George Washington Papers

To George Washington from Colonel Stephen Moylan, 13 August 1779

From Colonel Stephen Moylan

Greenwich [Conn.] 13th August 1779

Dear Sir

accept my most grateful thanks for your Kind permission to pay a visit to Mrs Moylan,1 I will, you may be assured Sir not loose time from my Duty, which I assure you no Officer in the Army is fonder of doing than I am, as to the expence of Intelligence I give You my word and my honor I have been rather under, than over, in what I mentiond to your Excellency in my Last2 this, or rather Poundridge post, has been the most expensive, as I promis’d a man who has been four times within Kingsbridge, to make his Dollars Silver, and he Says, and I believe it that the Last bills I gave him, which were two—one of 65 & one of 45 Dollars, he got but at the rate of 12 for one—as General Howe is at present in this place, and will take every oppertunity of gaining inteligence I have not occasion to interfere in that department at the Same time I must remark to Your Excellency that I had positively your orders, when I parted with you at Middlebrook, to Lay out money to gain inteligence,3 and when I had the honor to receive your Commands of taking the Command of the Cavalry in the Jersey in 1778 I asked you whether I shoud try to gain inteligence, your answer was yes by all means,4 which made me fix my Qrs at Trenton, indeed the expence for information at that post was very trifleing, but if Your Excellency will reccollect what I Sent you from Amboy and in that neighborhood, you will See that it must have Come from persons I employed within the City, I mean persons I sent in—to Newyork5—the Countermarch of the army from the Clove in that year I realy thought was occasiond by the information I had given to Your Excellency.6

if my word is not a Sufficient voucher to the public, I assure Your Excellency I will not nor Cannot give any other, and if I ever do get what I have laid out I do not think, from the depreciation of the money that I Shall be paid half what in justice I am intitled to, the freedom with which I write to Your Excellency I dare Say from my Knowledge of you[,] you will pardon, for you may be assured it does not arise from presumption I know your heart, it is a great, a good one, and amongst Your admirers, there is Know one who can Sub[s]cribe himself with more propriety, your assured freind and affectionate Humb. Sert than

Stephen Moylan


2No letter from Moylan to GW on this subject has been found, but for GW’s complaint regarding the excessiveness of Moylan’s expenditures for intelligence operations, see GW to Moylan, 12 August.

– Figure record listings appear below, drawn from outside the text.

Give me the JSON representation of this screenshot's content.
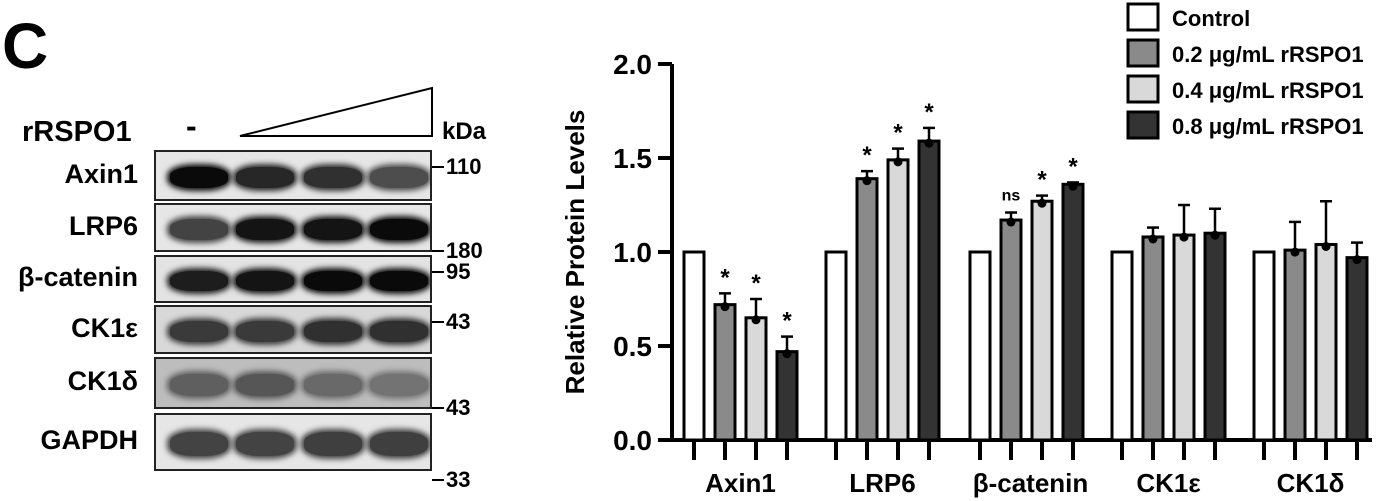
{
  "panel": {
    "letter": "C",
    "treatment_label": "rRSPO1",
    "control_mark": "-",
    "kda_label": "kDa"
  },
  "blots": [
    {
      "label": "Axin1",
      "mw": "110",
      "band_darkness": [
        1.0,
        0.85,
        0.8,
        0.65
      ],
      "background": "#e6e6e6"
    },
    {
      "label": "LRP6",
      "mw": "180",
      "band_darkness": [
        0.7,
        0.95,
        0.95,
        1.0
      ],
      "background": "#e6e6e6"
    },
    {
      "label": "β-catenin",
      "mw": "95",
      "band_darkness": [
        0.9,
        0.95,
        1.0,
        1.0
      ],
      "background": "#e3e3e3"
    },
    {
      "label": "CK1ε",
      "mw": "43",
      "band_darkness": [
        0.75,
        0.75,
        0.8,
        0.8
      ],
      "background": "#d8d8d8"
    },
    {
      "label": "CK1δ",
      "mw": "43",
      "band_darkness": [
        0.55,
        0.6,
        0.5,
        0.45
      ],
      "background": "#bdbdbd"
    },
    {
      "label": "GAPDH",
      "mw": "33",
      "band_darkness": [
        0.7,
        0.7,
        0.72,
        0.72
      ],
      "background": "#e6e6e6"
    }
  ],
  "chart_data": {
    "type": "bar",
    "ylabel": "Relative Protein Levels",
    "xlabel": "",
    "ylim": [
      0,
      2.0
    ],
    "yticks": [
      "0.0",
      "0.5",
      "1.0",
      "1.5",
      "2.0"
    ],
    "categories": [
      "Axin1",
      "LRP6",
      "β-catenin",
      "CK1ε",
      "CK1δ"
    ],
    "legend_position": "top-right",
    "series": [
      {
        "name": "Control",
        "color": "#ffffff",
        "values": [
          1.0,
          1.0,
          1.0,
          1.0,
          1.0
        ],
        "errors": [
          0.0,
          0.0,
          0.0,
          0.0,
          0.0
        ],
        "annotations": [
          "",
          "",
          "",
          "",
          ""
        ]
      },
      {
        "name": "0.2 μg/mL rRSPO1",
        "color": "#8a8a8a",
        "values": [
          0.72,
          1.39,
          1.17,
          1.08,
          1.01
        ],
        "errors": [
          0.06,
          0.04,
          0.04,
          0.05,
          0.15
        ],
        "annotations": [
          "*",
          "*",
          "ns",
          "",
          ""
        ]
      },
      {
        "name": "0.4 μg/mL rRSPO1",
        "color": "#d9d9d9",
        "values": [
          0.65,
          1.49,
          1.27,
          1.09,
          1.04
        ],
        "errors": [
          0.1,
          0.06,
          0.03,
          0.16,
          0.23
        ],
        "annotations": [
          "*",
          "*",
          "*",
          "",
          ""
        ]
      },
      {
        "name": "0.8 μg/mL rRSPO1",
        "color": "#333333",
        "values": [
          0.47,
          1.59,
          1.36,
          1.1,
          0.97
        ],
        "errors": [
          0.08,
          0.07,
          0.01,
          0.13,
          0.08
        ],
        "annotations": [
          "*",
          "*",
          "*",
          "",
          ""
        ]
      }
    ]
  }
}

3No orders from GW to Moylan, which were written at the time of the main army’s departure from its Middlebrook, N.J., winter encampment in early June, have been found, but see GW’s orders to Moylan of 28 June.

4For GW’s orders to Moylan to take command of the cavalry regiments in New Jersey, see GW to Moylan, 20 March 1778. The other communications between Moylan and GW were presumably verbal.

5Moylan is referring to his operations in 1777; see Moylan to GW, 22, 23, and 24 July 1777.

6Moylan is referring to the movements of the army in late July 1777 (see GW’s third letter to John Hancock of 25 July 1777, and GW to Hancock, 27 July 1777).